Explícale al niño lo que pasó. Dile que entiendes por qué se sintió así. Por ejemplo: "Sé que te sentiste solo cuando tus padres discutían." Es como ser un detective, pero investigando tus propios recuerdos.
Ofrécele consuelo. Dile que no fue su culpa. "No fue tu culpa que no te eligieran para el equipo." Visualiza abrazando a ese niño y diciéndole palabras de aliento.

Prométele que lo protegerás. Dile que ahora eres lo suficientemente fuerte para cuidar de él. "Yo te protegeré de ahora en adelante." Es como ser el superhéroe de tu propio niño interior.
Perdona a quienes te hirieron. Esto no significa que apruebes lo que hicieron. Significa que estás liberando el dolor. Piensa en ello como soltar un globo lleno de rencor.
Perdónate a ti mismo. Por los errores que cometiste. Por las cosas que no hiciste. Todos cometemos errores. Es parte de ser humano. Es como borrar una pizarra y empezar de nuevo.

Termina la carta con amor y esperanza.
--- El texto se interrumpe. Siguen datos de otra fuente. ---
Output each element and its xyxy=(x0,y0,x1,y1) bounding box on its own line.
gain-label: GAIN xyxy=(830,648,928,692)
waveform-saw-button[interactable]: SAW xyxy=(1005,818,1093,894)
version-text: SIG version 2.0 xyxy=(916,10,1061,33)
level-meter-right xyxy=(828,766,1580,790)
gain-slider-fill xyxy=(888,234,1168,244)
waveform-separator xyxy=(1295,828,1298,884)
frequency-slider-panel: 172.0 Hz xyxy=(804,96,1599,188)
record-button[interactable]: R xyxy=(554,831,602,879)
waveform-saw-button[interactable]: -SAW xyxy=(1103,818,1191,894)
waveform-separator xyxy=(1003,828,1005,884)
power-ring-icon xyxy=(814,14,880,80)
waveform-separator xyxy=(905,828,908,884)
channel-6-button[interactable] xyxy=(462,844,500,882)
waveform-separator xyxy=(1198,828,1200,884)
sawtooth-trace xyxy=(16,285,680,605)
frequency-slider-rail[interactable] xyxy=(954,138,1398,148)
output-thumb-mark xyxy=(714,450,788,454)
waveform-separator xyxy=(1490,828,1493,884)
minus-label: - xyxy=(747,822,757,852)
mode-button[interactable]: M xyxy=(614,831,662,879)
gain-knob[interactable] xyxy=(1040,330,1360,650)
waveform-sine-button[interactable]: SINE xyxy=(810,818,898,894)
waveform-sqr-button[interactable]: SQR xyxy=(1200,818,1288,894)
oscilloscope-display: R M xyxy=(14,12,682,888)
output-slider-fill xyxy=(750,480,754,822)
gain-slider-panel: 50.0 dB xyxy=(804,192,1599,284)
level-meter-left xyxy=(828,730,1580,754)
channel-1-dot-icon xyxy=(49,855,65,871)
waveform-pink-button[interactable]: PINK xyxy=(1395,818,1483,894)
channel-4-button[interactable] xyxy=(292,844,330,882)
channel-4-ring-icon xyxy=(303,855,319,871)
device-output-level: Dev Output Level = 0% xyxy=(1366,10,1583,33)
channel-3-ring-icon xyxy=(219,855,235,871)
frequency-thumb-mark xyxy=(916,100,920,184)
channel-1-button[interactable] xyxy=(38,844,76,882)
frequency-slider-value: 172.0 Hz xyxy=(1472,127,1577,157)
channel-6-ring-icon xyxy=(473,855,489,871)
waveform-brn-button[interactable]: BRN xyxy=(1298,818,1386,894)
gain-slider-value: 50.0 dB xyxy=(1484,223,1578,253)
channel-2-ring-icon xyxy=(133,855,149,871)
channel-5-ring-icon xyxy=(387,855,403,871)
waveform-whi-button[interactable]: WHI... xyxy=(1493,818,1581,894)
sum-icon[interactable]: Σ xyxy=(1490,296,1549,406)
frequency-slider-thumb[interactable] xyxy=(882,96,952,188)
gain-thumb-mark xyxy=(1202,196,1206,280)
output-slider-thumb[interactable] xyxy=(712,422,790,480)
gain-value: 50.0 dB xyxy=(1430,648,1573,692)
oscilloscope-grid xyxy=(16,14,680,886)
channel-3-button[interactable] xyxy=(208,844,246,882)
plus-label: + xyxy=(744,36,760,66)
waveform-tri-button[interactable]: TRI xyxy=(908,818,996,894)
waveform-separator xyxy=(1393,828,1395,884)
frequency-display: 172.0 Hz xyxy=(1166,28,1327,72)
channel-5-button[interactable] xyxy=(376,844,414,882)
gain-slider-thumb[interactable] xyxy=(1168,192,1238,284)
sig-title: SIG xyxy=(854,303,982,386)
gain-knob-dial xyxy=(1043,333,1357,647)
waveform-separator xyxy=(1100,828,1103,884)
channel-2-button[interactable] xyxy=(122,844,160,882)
Dile al niño que lo amas y que crees en él. "Te amo mucho. Sé que puedes lograr grandes cosas." Es como regalarle un arcoíris después de la lluvia.
Ejemplos concretos
Imagina que te burlaban en la escuela. Tu carta podría decir: "Querido (tu nombre de niño), sé que te sentías avergonzado cuando se reían de ti. No te preocupes, ellos estaban equivocados. Eres maravilloso tal como eres." Es como darte a ti mismo el abrazo que necesitabas en ese momento.
O quizás te sentías ignorado. Tu carta podría decir: "Sé que te sentías invisible cuando nadie te escuchaba. Pero yo te escucho ahora. Tu voz importa." Es como encender una luz brillante para que te vean.

Recuerda, la carta es para ti. No tienes que mostrársela a nadie. Es un acto de amor propio. Una forma de sanar tus heridas y abrazar a tu niño interior.
Una vez que termines la carta, léela en voz alta. Siente las emociones. Llora si necesitas llorar. Después, guarda la carta en un lugar seguro. O quémala, si eso te ayuda a liberarte. Es tu proceso, elige lo que se siente mejor.
Este proceso puede tomar tiempo. Sé paciente contigo mismo. Como plantar una semilla, el crecimiento lleva tiempo. Pero con cuidado y atención, florecerás.